“True philosophy entails relearning to see the world anew.”
-Maurice Merleau-Ponty, Phenomenology of Perception
I approach philosophy as the disciplined effort to think about our thinking and to disclose and critically evaluate the basic presuppositions that we take for granted in forming a coherent perspective on the world and on ourselves. I think that as sense-making beings, we are always in the business of articulating a general perspective on the world and our place in it, however tentative and inchoate this perspective may be at the start. Accordingly, in my teaching, I try to show students that we are always already implicitly involved with the problems of philosophy even in our most specialized, practical, and humdrum pursuits. Ultimately, in my view, the goal of a philosophical education is to take our implicit, all-too-human concern with foundational notions that lie at the basis of all our sense-making – notions such as being, value, knowledge, and self – and to make that concern explicit and self-conscious, so that we can responsibly take charge of our own sense-making.
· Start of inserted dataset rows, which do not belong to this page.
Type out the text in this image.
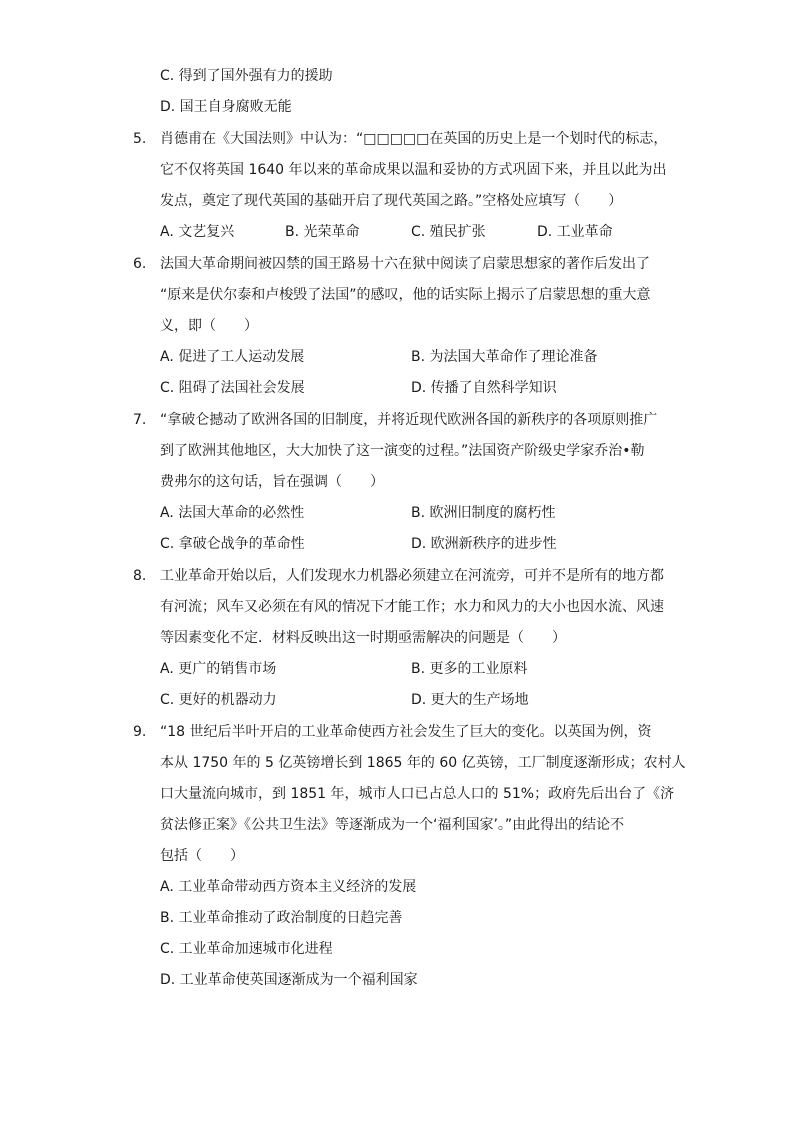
C. 得到了国外强有力的援助
D. 国王自身腐败无能
5. 肖德甫在《大国法则》中认为：“□□□□□在英国的历史上是一个划时代的标志，
它不仅将英国 1640 年以来的革命成果以温和妥协的方式巩固下来，并且以此为出
发点，奠定了现代英国的基础开启了现代英国之路。”空格处应填写（　　）
A. 文艺复兴	B. 光荣革命	C. 殖民扩张	D. 工业革命
6. 法国大革命期间被囚禁的国王路易十六在狱中阅读了启蒙思想家的著作后发出了
“原来是伏尔泰和卢梭毁了法国”的感叹，他的话实际上揭示了启蒙思想的重大意
义，即（　　）
A. 促进了工人运动发展	B. 为法国大革命作了理论准备
C. 阻碍了法国社会发展	D. 传播了自然科学知识
7. “拿破仑撼动了欧洲各国的旧制度，并将近现代欧洲各国的新秩序的各项原则推广
到了欧洲其他地区，大大加快了这一演变的过程。”法国资产阶级史学家乔治•勒
费弗尔的这句话，旨在强调（　　）
A. 法国大革命的必然性	B. 欧洲旧制度的腐朽性
C. 拿破仑战争的革命性	D. 欧洲新秩序的进步性
8. 工业革命开始以后，人们发现水力机器必须建立在河流旁，可并不是所有的地方都
有河流；风车又必须在有风的情况下才能工作；水力和风力的大小也因水流、风速
等因素变化不定．材料反映出这一时期亟需解决的问题是（　　）
A. 更广的销售市场	B. 更多的工业原料
C. 更好的机器动力	D. 更大的生产场地
9. “18 世纪后半叶开启的工业革命使西方社会发生了巨大的变化。以英国为例，资
本从 1750 年的 5 亿英镑增长到 1865 年的 60 亿英镑，工厂制度逐渐形成；农村人
口大量流向城市，到 1851 年，城市人口已占总人口的 51%；政府先后出台了《济
贫法修正案》《公共卫生法》等逐渐成为一个‘福利国家’。”由此得出的结论不
包括（　　）
A. 工业革命带动西方资本主义经济的发展
B. 工业革命推动了政治制度的日趋完善
C. 工业革命加速城市化进程
D. 工业革命使英国逐渐成为一个福利国家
In my experience, a key barrier to entry for students when it comes to philosophy is the difficulty many have in seeing how the abstract and general subject matter of philosophy could be relevant to their most immediate concerns. In my teaching, I try to show students that the unresolved foundational problems of philosophy – like the problem of knowledge, or of explaining what we are – lie at the basis of the perspective on reality that they currently take to be “just obvious.” In my teaching, I approach philosophy as a practice of defamiliarizing and problematizing “the obvious.” Through this defamiliarization, I think that a philosophical education can reveal the most obvious, familiar and taken-for-granted things as sources of inexhaustible wonder. My hope is that by creating a community of practice in my classroom aimed at “relearning to see”, I can help students return to their most intimate concerns with fresh eyes.
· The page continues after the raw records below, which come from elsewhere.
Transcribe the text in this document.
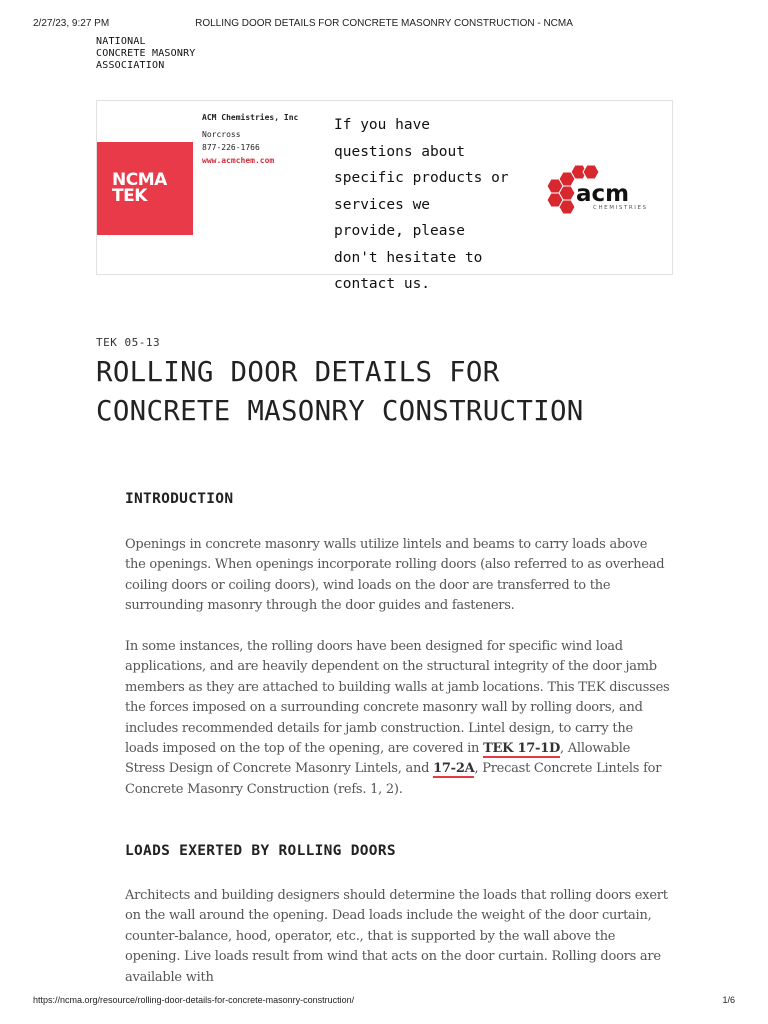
2/27/23, 9:27 PM	ROLLING DOOR DETAILS FOR CONCRETE MASONRY CONSTRUCTION - NCMA
NATIONAL
CONCRETE MASONRY
ASSOCIATION
NCMA
TEK
ACM Chemistries, Inc
Norcross
877-226-1766
www.acmchem.com
If you have
questions about
specific products or
services we
provide, please
don't hesitate to
contact us.
acm
CHEMISTRIES
TEK 05-13
ROLLING DOOR DETAILS FOR
CONCRETE MASONRY CONSTRUCTION
INTRODUCTION

Openings in concrete masonry walls utilize lintels and beams to carry loads above the openings. When openings incorporate rolling doors (also referred to as overhead coiling doors or coiling doors), wind loads on the door are transferred to the surrounding masonry through the door guides and fasteners.

In some instances, the rolling doors have been designed for specific wind load applications, and are heavily dependent on the structural integrity of the door jamb members as they are attached to building walls at jamb locations. This TEK discusses the forces imposed on a surrounding concrete masonry wall by rolling doors, and includes recommended details for jamb construction. Lintel design, to carry the loads imposed on the top of the opening, are covered in TEK 17-1D, Allowable Stress Design of Concrete Masonry Lintels, and 17-2A, Precast Concrete Lintels for Concrete Masonry Construction (refs. 1, 2).

LOADS EXERTED BY ROLLING DOORS

Architects and building designers should determine the loads that rolling doors exert on the wall around the opening. Dead loads include the weight of the door curtain, counter-balance, hood, operator, etc., that is supported by the wall above the opening. Live loads result from wind that acts on the door curtain. Rolling doors are available with

https://ncma.org/resource/rolling-door-details-for-concrete-masonry-construction/	1/6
Overall, I take my inspiration from Merleau-Ponty, who suggested that to be a philosopher is to approach life as “a perpetual beginner.” I try to show students that since we can all be “perpetual beginners”, we can establish through shared philosophical practice a common ground for serious intellectual discourse about what matters that bypasses the intellectual specialization of higher learning that otherwise separates us.
You can find a more detailed account of my teaching philosophy in the document below:
Elena Holmgren’s Teaching Philosophy
Upon request, I am happy to provide complete versions of my teaching dossier and teaching evaluations.
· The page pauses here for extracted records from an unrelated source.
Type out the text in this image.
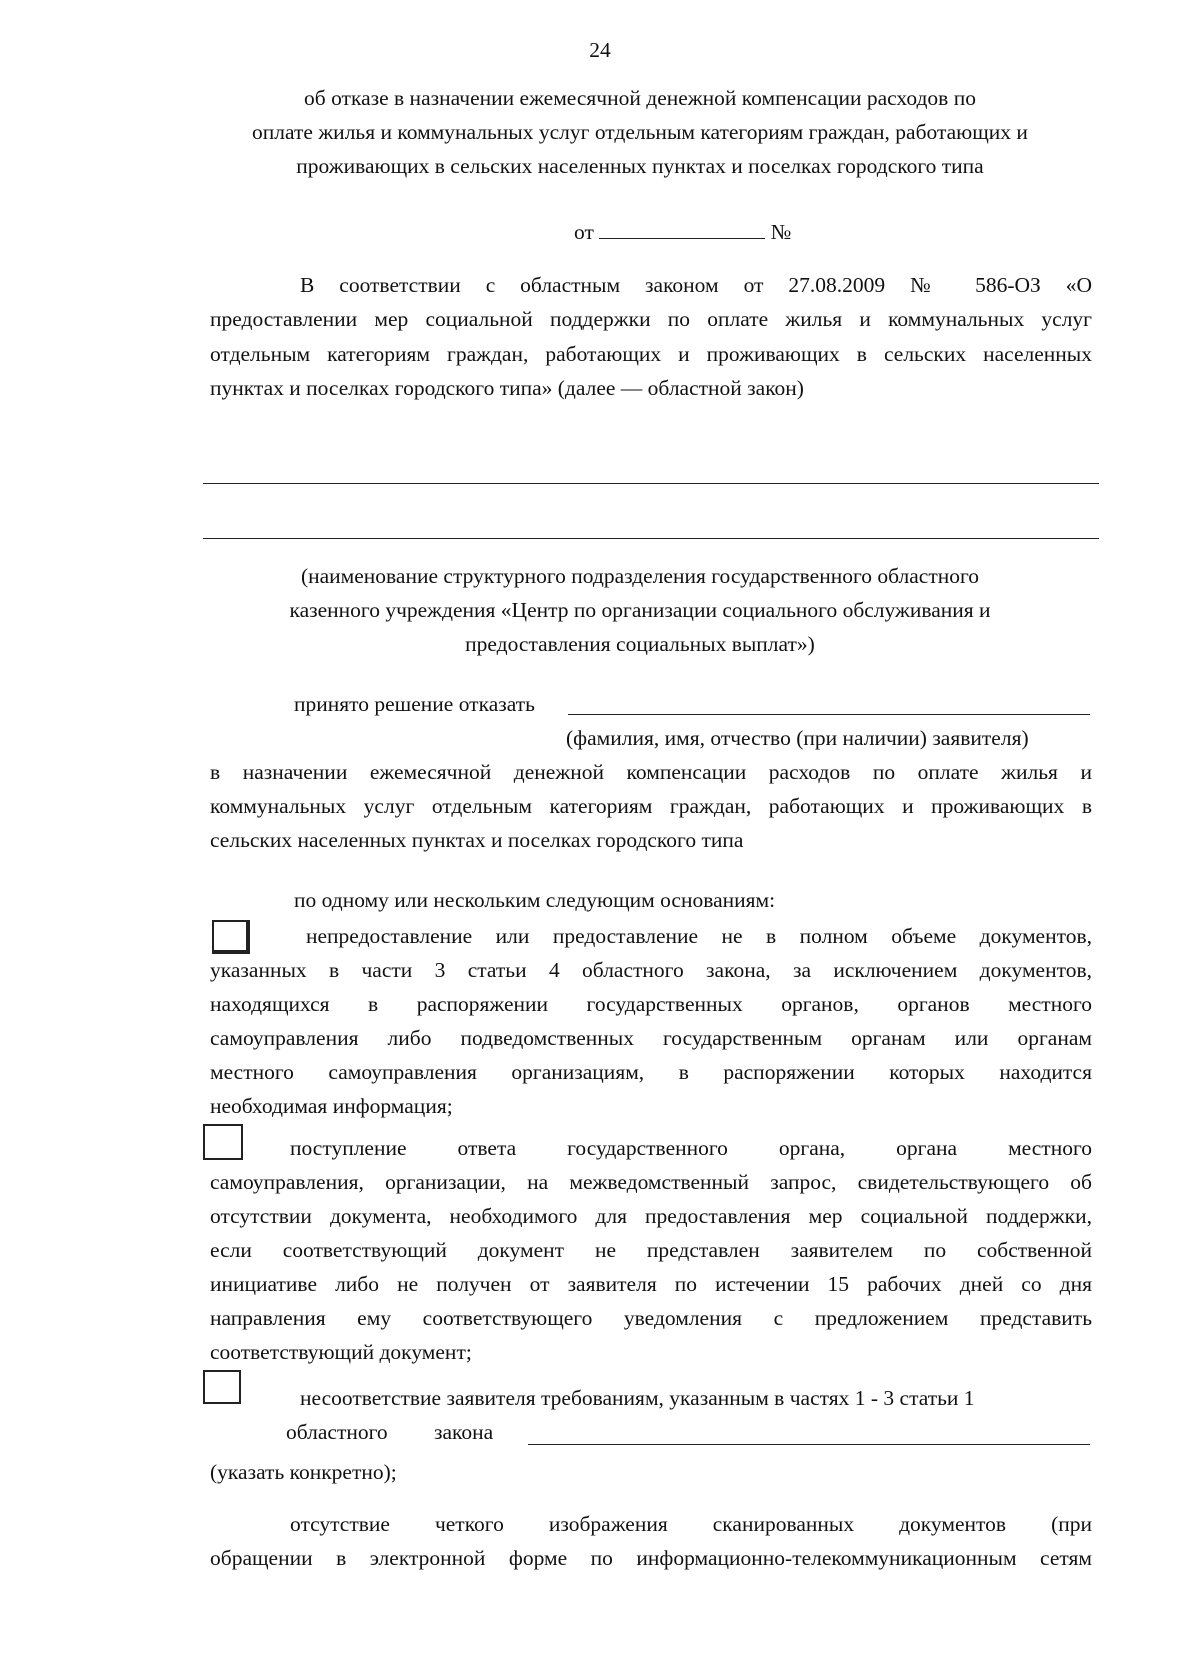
24
об отказе в назначении ежемесячной денежной компенсации расходов по
оплате жилья и коммунальных услуг отдельным категориям граждан, работающих и
проживающих в сельских населенных пунктах и поселках городского типа
от	№
В соответствии с областным законом от 27.08.2009 № 586-ОЗ «О
предоставлении мер социальной поддержки по оплате жилья и коммунальных услуг
отдельным категориям граждан, работающих и проживающих в сельских населенных
пунктах и поселках городского типа» (далее — областной закон)
(наименование структурного подразделения государственного областного
казенного учреждения «Центр по организации социального обслуживания и
предоставления социальных выплат»)
принято решение отказать
(фамилия, имя, отчество (при наличии) заявителя)
в назначении ежемесячной денежной компенсации расходов по оплате жилья и
коммунальных услуг отдельным категориям граждан, работающих и проживающих в
сельских населенных пунктах и поселках городского типа
по одному или нескольким следующим основаниям:
непредоставление или предоставление не в полном объеме документов,
указанных в части 3 статьи 4 областного закона, за исключением документов,
находящихся в распоряжении государственных органов, органов местного
самоуправления либо подведомственных государственным органам или органам
местного самоуправления организациям, в распоряжении которых находится
необходимая информация;
поступление ответа государственного органа, органа местного
самоуправления, организации, на межведомственный запрос, свидетельствующего об
отсутствии документа, необходимого для предоставления мер социальной поддержки,
если соответствующий документ не представлен заявителем по собственной
инициативе либо не получен от заявителя по истечении 15 рабочих дней со дня
направления ему соответствующего уведомления с предложением представить
соответствующий документ;
несоответствие заявителя требованиям, указанным в частях 1 - 3 статьи 1
областного закона
(указать конкретно);
отсутствие четкого изображения сканированных документов (при
обращении в электронной форме по информационно-телекоммуникационным сетям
Philosophical Practice as an Antidote to the Erosion of Agency in the Age of AI
Increasingly, I am exploring ways to guide students to reflect on the moral implications of their interactions with AI when learning. Since, as a society, we have yet to find answers to the big questions concerning the ethical use of AI in educational contexts, my goal is to help students formulate better questions and to home in on what the fundamental ethical problems facing them really are. One such problem involves understanding that such technologies are not neutral, but instead redefine the criteria of what counts as practical success and fully developed agency. Accordingly, my immediate short- and long-term goal is to introduce students in each of my classes to the ethics of relying on AI for cognitive outsourcing, and to provide them with the conceptual tools they need for a more focused reflection on how each of their interactions with emerging information technologies contributes to reshaping their moral and epistemic agency, as well as reshaping the scope of their participation in our collective epistemic infrastructure.
Recently, there have been a great deal of unfocused appeals to the value of preserving our capacity for “critical thinking” in an age of increasing dependency on technology. What such “critical thinking” amounts to usually remains undefined (minimally, I take it to mean being the responsible source of one’s own sense-making, rather than becoming a passive consumer and editor of AI output). Moreover, how relying on AI could be relevant to cultivating such capacities remains poorly understood. It is my goal to show students how the exercise of philosophical reasoning, by encouraging our capacity for structuring our experience through systems thinking and for making explicit and reflecting on our foundational assumptions, is a powerful way of cultivating our capacity for autonomous agency.